The Canadian singer/songwriter and producer returns with his best album to date. Romano uses country music as a basis for his songs, but draws from many sources to make his music contemporary and compelling. Once again this is far removed from the output of Nashville’s Music Row and so much more interesting because of it. Romano is a stylist and presents his music as a concept the he has conceived from writing, producing and performing through to photography and packaging. He is also a distinctive singer who breathes life into these songs of love.
This is love looked at in all it’s aspects from the disenchantment of Old Fires Die to the hope of The One That Got Away (Came Back Today). Strange Faces and All The Way Under the Hill are endowed with weeping pedal steel and twangy guitar. There is a striking vocal intro to There’s a Hardship that is otherworldly, with Romano emoting the word “Mosey” before the song turns into a country lament with piano and accordion. Mosey is a key word here in that it defines his music and attitude. “A study in contrasts” he has called it. It is something that appears on the back of his leather jacket and in other aspects of his presentation and is used to sum up his eclectic approach to his personal take on country and sundry other musical traditions. Taking them and turning them, as he does here, into something very much his own.

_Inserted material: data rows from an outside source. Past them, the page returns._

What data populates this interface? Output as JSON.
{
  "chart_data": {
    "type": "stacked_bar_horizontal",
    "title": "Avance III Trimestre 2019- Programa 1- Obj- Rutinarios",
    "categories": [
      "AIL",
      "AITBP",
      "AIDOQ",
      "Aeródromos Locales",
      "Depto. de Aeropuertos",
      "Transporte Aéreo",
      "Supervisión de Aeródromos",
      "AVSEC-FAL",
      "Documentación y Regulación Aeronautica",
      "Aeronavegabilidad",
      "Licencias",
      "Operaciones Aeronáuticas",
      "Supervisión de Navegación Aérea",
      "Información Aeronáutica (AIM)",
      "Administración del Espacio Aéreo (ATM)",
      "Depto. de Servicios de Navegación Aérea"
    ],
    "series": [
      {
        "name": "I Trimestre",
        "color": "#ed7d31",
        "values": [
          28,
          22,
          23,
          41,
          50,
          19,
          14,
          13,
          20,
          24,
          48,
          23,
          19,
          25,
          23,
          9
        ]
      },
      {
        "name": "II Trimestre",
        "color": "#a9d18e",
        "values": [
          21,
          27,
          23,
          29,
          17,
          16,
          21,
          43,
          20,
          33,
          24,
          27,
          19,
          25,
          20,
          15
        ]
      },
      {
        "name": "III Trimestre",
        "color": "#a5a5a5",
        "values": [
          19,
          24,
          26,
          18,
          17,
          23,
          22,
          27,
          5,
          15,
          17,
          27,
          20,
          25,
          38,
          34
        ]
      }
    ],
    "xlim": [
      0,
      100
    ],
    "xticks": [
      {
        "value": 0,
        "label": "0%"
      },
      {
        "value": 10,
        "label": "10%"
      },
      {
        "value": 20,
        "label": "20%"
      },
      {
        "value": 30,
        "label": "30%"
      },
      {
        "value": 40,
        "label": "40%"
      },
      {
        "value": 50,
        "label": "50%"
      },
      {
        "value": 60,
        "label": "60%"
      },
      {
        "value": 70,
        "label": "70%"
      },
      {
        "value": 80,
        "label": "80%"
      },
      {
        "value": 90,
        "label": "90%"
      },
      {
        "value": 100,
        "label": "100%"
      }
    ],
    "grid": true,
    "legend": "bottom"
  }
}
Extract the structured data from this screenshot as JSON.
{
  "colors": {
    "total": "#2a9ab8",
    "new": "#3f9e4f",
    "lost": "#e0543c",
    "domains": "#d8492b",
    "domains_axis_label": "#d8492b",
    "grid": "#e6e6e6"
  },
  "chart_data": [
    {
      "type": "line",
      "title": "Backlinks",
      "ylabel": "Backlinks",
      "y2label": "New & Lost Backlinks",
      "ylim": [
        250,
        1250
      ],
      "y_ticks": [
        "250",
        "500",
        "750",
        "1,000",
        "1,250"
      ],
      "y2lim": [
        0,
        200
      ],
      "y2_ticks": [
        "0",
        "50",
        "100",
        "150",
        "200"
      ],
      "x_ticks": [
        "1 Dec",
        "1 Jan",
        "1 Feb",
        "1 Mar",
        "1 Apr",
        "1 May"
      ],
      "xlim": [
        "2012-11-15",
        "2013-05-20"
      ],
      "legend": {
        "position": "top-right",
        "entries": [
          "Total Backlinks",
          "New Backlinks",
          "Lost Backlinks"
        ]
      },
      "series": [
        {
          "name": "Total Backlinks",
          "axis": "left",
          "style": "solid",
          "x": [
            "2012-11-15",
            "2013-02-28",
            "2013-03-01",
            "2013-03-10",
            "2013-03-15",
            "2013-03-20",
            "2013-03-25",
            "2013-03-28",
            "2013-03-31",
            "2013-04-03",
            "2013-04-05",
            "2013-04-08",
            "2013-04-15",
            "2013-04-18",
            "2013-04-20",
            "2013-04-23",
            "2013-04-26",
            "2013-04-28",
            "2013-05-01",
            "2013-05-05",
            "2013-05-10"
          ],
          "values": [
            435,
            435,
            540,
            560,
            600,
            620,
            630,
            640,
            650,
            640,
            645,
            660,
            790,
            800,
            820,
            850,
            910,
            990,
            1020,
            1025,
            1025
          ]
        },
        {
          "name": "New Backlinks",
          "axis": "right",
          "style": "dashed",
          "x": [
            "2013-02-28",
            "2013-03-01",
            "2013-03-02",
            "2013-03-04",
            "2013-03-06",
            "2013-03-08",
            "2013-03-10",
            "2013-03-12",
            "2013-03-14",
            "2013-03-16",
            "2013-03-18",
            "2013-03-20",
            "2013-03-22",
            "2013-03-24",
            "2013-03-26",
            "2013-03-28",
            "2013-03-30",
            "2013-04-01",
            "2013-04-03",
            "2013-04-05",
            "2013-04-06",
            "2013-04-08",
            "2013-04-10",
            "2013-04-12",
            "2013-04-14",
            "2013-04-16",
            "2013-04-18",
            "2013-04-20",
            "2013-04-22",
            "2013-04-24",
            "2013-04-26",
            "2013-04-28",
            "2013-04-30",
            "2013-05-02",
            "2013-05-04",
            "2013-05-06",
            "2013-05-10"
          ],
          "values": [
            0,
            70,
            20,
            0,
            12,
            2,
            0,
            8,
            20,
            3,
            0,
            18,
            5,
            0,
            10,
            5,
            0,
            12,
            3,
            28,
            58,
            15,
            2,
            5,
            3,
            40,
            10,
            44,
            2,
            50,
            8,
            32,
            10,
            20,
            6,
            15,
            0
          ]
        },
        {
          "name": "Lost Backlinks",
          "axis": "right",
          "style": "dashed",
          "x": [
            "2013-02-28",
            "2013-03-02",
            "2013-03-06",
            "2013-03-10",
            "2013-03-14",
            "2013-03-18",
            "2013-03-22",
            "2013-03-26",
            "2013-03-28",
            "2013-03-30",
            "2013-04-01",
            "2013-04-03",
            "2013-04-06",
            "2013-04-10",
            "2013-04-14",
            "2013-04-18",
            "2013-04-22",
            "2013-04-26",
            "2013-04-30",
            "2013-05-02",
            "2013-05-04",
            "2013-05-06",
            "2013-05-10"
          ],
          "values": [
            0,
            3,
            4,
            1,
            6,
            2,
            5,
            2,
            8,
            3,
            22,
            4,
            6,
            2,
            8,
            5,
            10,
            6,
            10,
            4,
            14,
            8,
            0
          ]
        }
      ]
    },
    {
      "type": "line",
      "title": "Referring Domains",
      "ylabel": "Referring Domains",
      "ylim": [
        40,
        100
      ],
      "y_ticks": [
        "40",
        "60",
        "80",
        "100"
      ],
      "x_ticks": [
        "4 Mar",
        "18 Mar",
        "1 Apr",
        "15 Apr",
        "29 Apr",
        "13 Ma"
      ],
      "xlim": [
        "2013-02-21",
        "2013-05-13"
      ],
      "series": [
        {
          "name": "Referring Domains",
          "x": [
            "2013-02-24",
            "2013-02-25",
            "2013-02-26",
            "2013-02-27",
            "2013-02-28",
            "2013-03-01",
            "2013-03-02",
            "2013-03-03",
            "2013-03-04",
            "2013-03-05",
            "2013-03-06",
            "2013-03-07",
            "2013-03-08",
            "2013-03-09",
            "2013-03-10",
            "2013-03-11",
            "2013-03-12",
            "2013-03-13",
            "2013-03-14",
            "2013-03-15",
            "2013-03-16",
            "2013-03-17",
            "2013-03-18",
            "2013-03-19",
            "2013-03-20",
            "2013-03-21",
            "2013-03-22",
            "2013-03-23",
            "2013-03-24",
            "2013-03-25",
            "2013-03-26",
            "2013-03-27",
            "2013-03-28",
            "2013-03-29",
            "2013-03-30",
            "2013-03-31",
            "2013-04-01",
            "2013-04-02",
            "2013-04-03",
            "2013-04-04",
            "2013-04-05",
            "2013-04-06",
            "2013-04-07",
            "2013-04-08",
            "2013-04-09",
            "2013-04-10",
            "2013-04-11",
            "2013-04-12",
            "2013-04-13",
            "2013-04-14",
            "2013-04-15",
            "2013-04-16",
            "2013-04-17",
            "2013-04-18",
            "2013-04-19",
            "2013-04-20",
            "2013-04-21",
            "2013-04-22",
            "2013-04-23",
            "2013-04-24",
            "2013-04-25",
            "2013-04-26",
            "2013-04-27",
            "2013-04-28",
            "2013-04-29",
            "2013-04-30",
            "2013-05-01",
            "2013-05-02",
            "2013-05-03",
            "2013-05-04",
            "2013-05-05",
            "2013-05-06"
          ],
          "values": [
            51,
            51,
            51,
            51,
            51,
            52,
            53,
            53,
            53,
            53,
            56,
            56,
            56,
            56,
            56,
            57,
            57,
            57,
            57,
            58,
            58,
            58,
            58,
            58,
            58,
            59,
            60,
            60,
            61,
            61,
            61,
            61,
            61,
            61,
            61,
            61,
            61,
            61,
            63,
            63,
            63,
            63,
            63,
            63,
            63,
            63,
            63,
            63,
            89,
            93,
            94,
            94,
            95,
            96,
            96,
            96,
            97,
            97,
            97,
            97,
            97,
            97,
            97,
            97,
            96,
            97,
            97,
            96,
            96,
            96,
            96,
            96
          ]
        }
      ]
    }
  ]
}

His skill as a writer is matched by his skill as a producer in bringing these songs to life and in telling the stories that are relevant to an audience who can listen to such crafted music with an open mind. The old-school storytelling of Two Word Joe is done without artifice, telling the story of a two-time loser who can only sum up his feeling in two words. It’s country bed is enhanced by some judicious wah-wah guitar playing. This runs, as do all the songs, straight for one song into the next track and often linked by a short musical interlude that can sound like slipping across the radio dial from a country station to one playing something completely different. The way this is done, however, is pretty seamless and not the least bit incongruous. The final song is introduced by an old timer singing with an acoustic guitar in a what sound like a piece of found music before fading into a gentle and reflective song Let Me Sleep (At The End of a Dream) which is sung with an assured vocal and some smokey pedal steel guitar.
This promo CD comes without any credits, so I’m assuming that all the songs (bar his cover of a lesser know George Jones recording Learning To Do Without Me, written by Dennis Knutson, Buck Moore and Doodle Owens) are originals. Equally the playing throughout is spot on and, without access to credits, I’m also assuming that the music is provided largely by Romano himself with contributions from members of his band The Trilliums. Caitlin Rose is a welcome guest and sings on Strange Faces. In photographs Romano has appeared in a rhinestone suit and in a classic pinstripe suit as well as a cowboy hat and leather jacket. Visually as well as musically he draws on the past and adapts a multitude of sources to create his own music. The end result is pure Romano and the album is another contender for best of the year.